I love the idea of Mutt swinging through the jungle. It’s totally true to the action serial origins of the films, and in its ludicrousness fits perfectly with the tone of the film. But why to resort to CGI ten times lamer than in the first Spiderman? Why resort to CGI at all? Why not, as you easily could have done, do it the old-fashioned way: a shot of Mutt grabbing vine and jumping off, then a shot of him with a frightened look on his face swinging through the air, then a shot of him, clearly just standing somewhere, grabbing the next one… you catch my drift. It’s ok if it’s obviously fake – the back projection is some scenes is perfect. Just don’t make it obviously computer-generated.

The problem is present in some other scenes, too, and it’s probably not really justified, but I blame Lucas. I don’t want to get down on the film too much, though. I loved watching it, in the big auditorium of the Rembrandt cinema, with people hooting at Indy’s arrival, laughing at the one-liners and even clapping at some of the more out-there stunts. It was the perfect opening night experience.

P.S. Just in case you, like me, were bugged by this, the answer to “who is that one FBI guy” is “the janitor from Scrubs!”

P.P.S. Marion Ravenwood still rules. How refreshing to see Harrison with a woman more or less his age (it’s still a 9 year age difference, but we’re talking Hollywood standards here). And to see how beautifully – and naturally – she has aged.

5 Responses to “Quick Thoughts about Indy”

  1. who is that one FBI guy” is “the janitor from Scrubs!” – and Lindsay Lohan’s father in one of my all time favs “Mean Girls.”

    Fantastic write up! It seems that we both had a very similar reaction to the film, and I am so glad the film was good, not that I really expected otherwise.

  2. “Why resort to CGI at all?”

    Hmm… someone’s name is coming to mind… And it rhymes with Borge Mucus. (Sincerely, though, it isn’t worse than the first Spiderman. I still remember how bad that CGI was.)

    I liked it a good deal, though, despite the flaws. It made me smile, laugh and enjoy myself. And, for some reason, now that I’ve seen it, I’m getting the sense that I’m actually going to like it some more the next time I see it.

  3. Lanchka said

    It sounds like a fun movie — this may be yet another one of those times when you convince me to go see something that otherwise I’d never have been interested in. Given, however, that most movie theatres don’t seem to welcome newborns, we might just have to rent the other Indy classics to watch at home.

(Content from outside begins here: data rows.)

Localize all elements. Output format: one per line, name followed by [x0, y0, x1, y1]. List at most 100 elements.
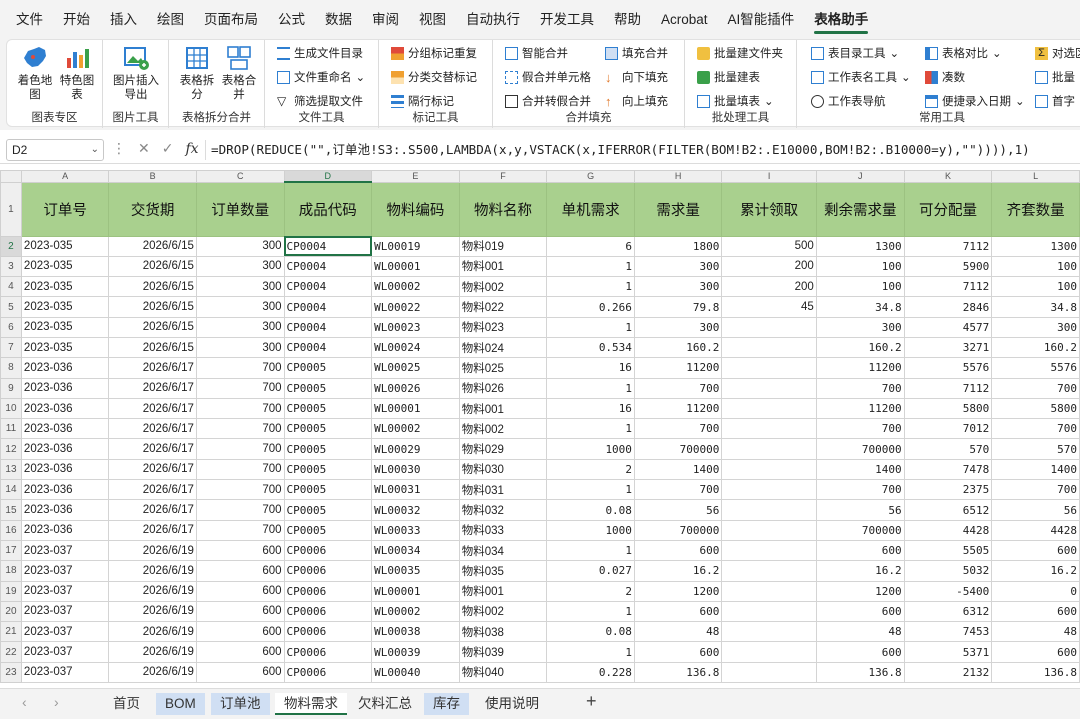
table-cell[interactable]: 物料002 [458, 418, 548, 440]
table-cell[interactable]: 7453 [903, 621, 993, 643]
table-cell[interactable]: 160.2 [815, 336, 905, 359]
table-cell[interactable]: 物料035 [458, 560, 548, 582]
file-rename-button[interactable]: 文件重命名 ⌄ [277, 67, 365, 87]
table-cell[interactable]: 600 [195, 580, 285, 602]
column-header[interactable]: J [815, 170, 905, 183]
table-split-button[interactable]: 表格拆分 [177, 44, 217, 102]
table-cell[interactable]: 物料034 [458, 539, 548, 562]
table-cell[interactable]: 600 [633, 600, 723, 623]
table-cell[interactable]: 79.8 [633, 296, 723, 318]
table-cell[interactable]: CP0005 [283, 499, 373, 521]
table-cell[interactable]: CP0004 [283, 255, 373, 278]
table-cell[interactable]: 11200 [633, 397, 723, 420]
table-cell[interactable]: 700 [195, 438, 285, 460]
table-cell[interactable]: 3271 [903, 336, 993, 359]
row-number[interactable]: 11 [0, 418, 22, 440]
column-header[interactable]: B [108, 170, 197, 183]
scroll-left-arrow-icon[interactable]: ‹ [22, 694, 27, 710]
table-cell[interactable]: 700 [195, 519, 285, 541]
row-number[interactable]: 15 [0, 499, 22, 521]
table-cell[interactable]: 136.8 [991, 661, 1080, 684]
table-cell[interactable]: 0.228 [546, 661, 635, 684]
table-cell[interactable]: 34.8 [991, 296, 1080, 318]
table-cell[interactable]: WL00032 [371, 499, 460, 521]
table-cell[interactable] [721, 580, 817, 602]
table-cell[interactable]: CP0005 [283, 418, 373, 440]
table-cell[interactable]: 物料002 [458, 600, 548, 623]
table-cell[interactable]: 700 [815, 479, 905, 501]
table-cell[interactable]: 物料024 [458, 336, 548, 359]
table-cell[interactable]: 6512 [903, 499, 993, 521]
column-header[interactable]: K [903, 170, 993, 183]
table-cell[interactable]: 600 [815, 600, 905, 623]
table-cell[interactable]: 2026/6/17 [108, 397, 197, 420]
table-cell[interactable]: 300 [195, 336, 285, 359]
table-cell[interactable]: CP0004 [283, 276, 373, 298]
first-char-button[interactable]: 首字 [1035, 91, 1075, 111]
table-cell[interactable]: WL00031 [371, 479, 460, 501]
table-cell[interactable]: 2023-037 [20, 560, 110, 582]
table-cell[interactable]: 600 [815, 641, 905, 663]
table-cell[interactable]: 2023-036 [20, 458, 110, 481]
table-cell[interactable]: 2023-036 [20, 397, 110, 420]
table-cell[interactable]: CP0006 [283, 560, 373, 582]
formula-input[interactable]: =DROP(REDUCE("",订单池!S3:.S500,LAMBDA(x,y,… [205, 140, 1075, 160]
table-cell[interactable]: CP0004 [283, 235, 373, 257]
table-cell[interactable]: 2026/6/15 [108, 235, 197, 257]
table-cell[interactable]: 1 [546, 316, 635, 338]
table-cell[interactable]: WL00002 [371, 418, 460, 440]
table-cell[interactable]: 1 [546, 276, 635, 298]
column-header[interactable]: L [991, 170, 1080, 183]
table-cell[interactable]: 4577 [903, 316, 993, 338]
table-cell[interactable]: 2023-036 [20, 377, 110, 399]
table-cell[interactable]: 0.08 [546, 499, 635, 521]
table-cell[interactable]: 物料023 [458, 316, 548, 338]
table-cell[interactable]: WL00035 [371, 560, 460, 582]
table-cell[interactable]: 2026/6/19 [108, 600, 197, 623]
table-cell[interactable]: 0 [991, 580, 1080, 602]
row-number[interactable]: 8 [0, 357, 22, 379]
row-number[interactable]: 14 [0, 479, 22, 501]
row-number[interactable]: 21 [0, 621, 22, 643]
table-cell[interactable]: 200 [721, 255, 817, 278]
table-cell[interactable]: 136.8 [633, 661, 723, 684]
table-cell[interactable]: 300 [991, 316, 1080, 338]
table-cell[interactable]: 1300 [815, 235, 905, 257]
table-cell[interactable]: 34.8 [815, 296, 905, 318]
table-cell[interactable]: 700 [195, 458, 285, 481]
table-cell[interactable]: 300 [633, 316, 723, 338]
table-cell[interactable]: 56 [815, 499, 905, 521]
table-cell[interactable]: WL00002 [371, 600, 460, 623]
header-cell[interactable]: 物料编码 [371, 181, 460, 237]
table-cell[interactable]: 56 [991, 499, 1080, 521]
table-cell[interactable]: WL00001 [371, 397, 460, 420]
table-cell[interactable]: 2023-037 [20, 641, 110, 663]
table-cell[interactable]: 2026/6/17 [108, 357, 197, 379]
menu-review[interactable]: 审阅 [362, 0, 409, 36]
table-merge-button[interactable]: 表格合并 [219, 44, 259, 102]
table-cell[interactable]: 物料033 [458, 519, 548, 541]
row-number[interactable]: 6 [0, 316, 22, 338]
table-cell[interactable]: 4428 [903, 519, 993, 541]
table-cell[interactable]: 700 [195, 397, 285, 420]
table-cell[interactable]: CP0006 [283, 580, 373, 602]
table-cell[interactable]: 11200 [815, 357, 905, 379]
header-cell[interactable]: 成品代码 [283, 181, 373, 237]
table-cell[interactable] [721, 336, 817, 359]
sheet-tab-instructions[interactable]: 使用说明 [476, 693, 548, 715]
table-cell[interactable]: 2026/6/17 [108, 479, 197, 501]
table-cell[interactable] [721, 499, 817, 521]
row-number[interactable]: 18 [0, 560, 22, 582]
table-cell[interactable]: WL00039 [371, 641, 460, 663]
select-all-corner[interactable] [0, 170, 22, 183]
table-cell[interactable]: 2023-036 [20, 357, 110, 379]
row-number[interactable]: 12 [0, 438, 22, 460]
table-cell[interactable]: 700000 [815, 519, 905, 541]
smart-merge-button[interactable]: 智能合并 [505, 43, 568, 63]
table-cell[interactable]: CP0004 [283, 316, 373, 338]
enter-check-icon[interactable]: ✓ [162, 140, 174, 157]
table-cell[interactable]: 物料029 [458, 438, 548, 460]
table-cell[interactable]: 700 [991, 377, 1080, 399]
table-cell[interactable]: 160.2 [633, 336, 723, 359]
header-cell[interactable]: 单机需求 [546, 181, 635, 237]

Which may not be a bad idea anyway, as I’ve never seen them.

    Regarding the overuse of CGI, The Guardian recently featured an article about “the return of old-style props in movie-making.” Apparently some directors are trying to be more judicious in their use of technology so maybe there is hope yet.,,2281595,00.html

  4. sarcastig said

    Sorry, Lani, somehow the powers that be thought your comment was spam, and it was stuck in purgatory for a few days.

    I hope things are going well with Nicholas. And watching Indy at home definitely isn’t bad: I consider Raiders of the Lost Ark one of the best, perhaps even THE best adventure movie ever made. And trust me, you’ll finally see where The Librarian gets it all from.

    Nice article, by the way. I’m not against CGI: when used judiciously, it can be beautiful, even art, and it makes some things possible that otherwise never would have been. But the thing with CGI is: when everything’s possible, nothing can surprise you any more. You lose the magic, the charm that old-fashioned effects have, and I love that Michel Gondry still tries to do everything in-camera.

  5. Merijn said

    The janitor from Scrubs, of course. I knew I heard that voice before!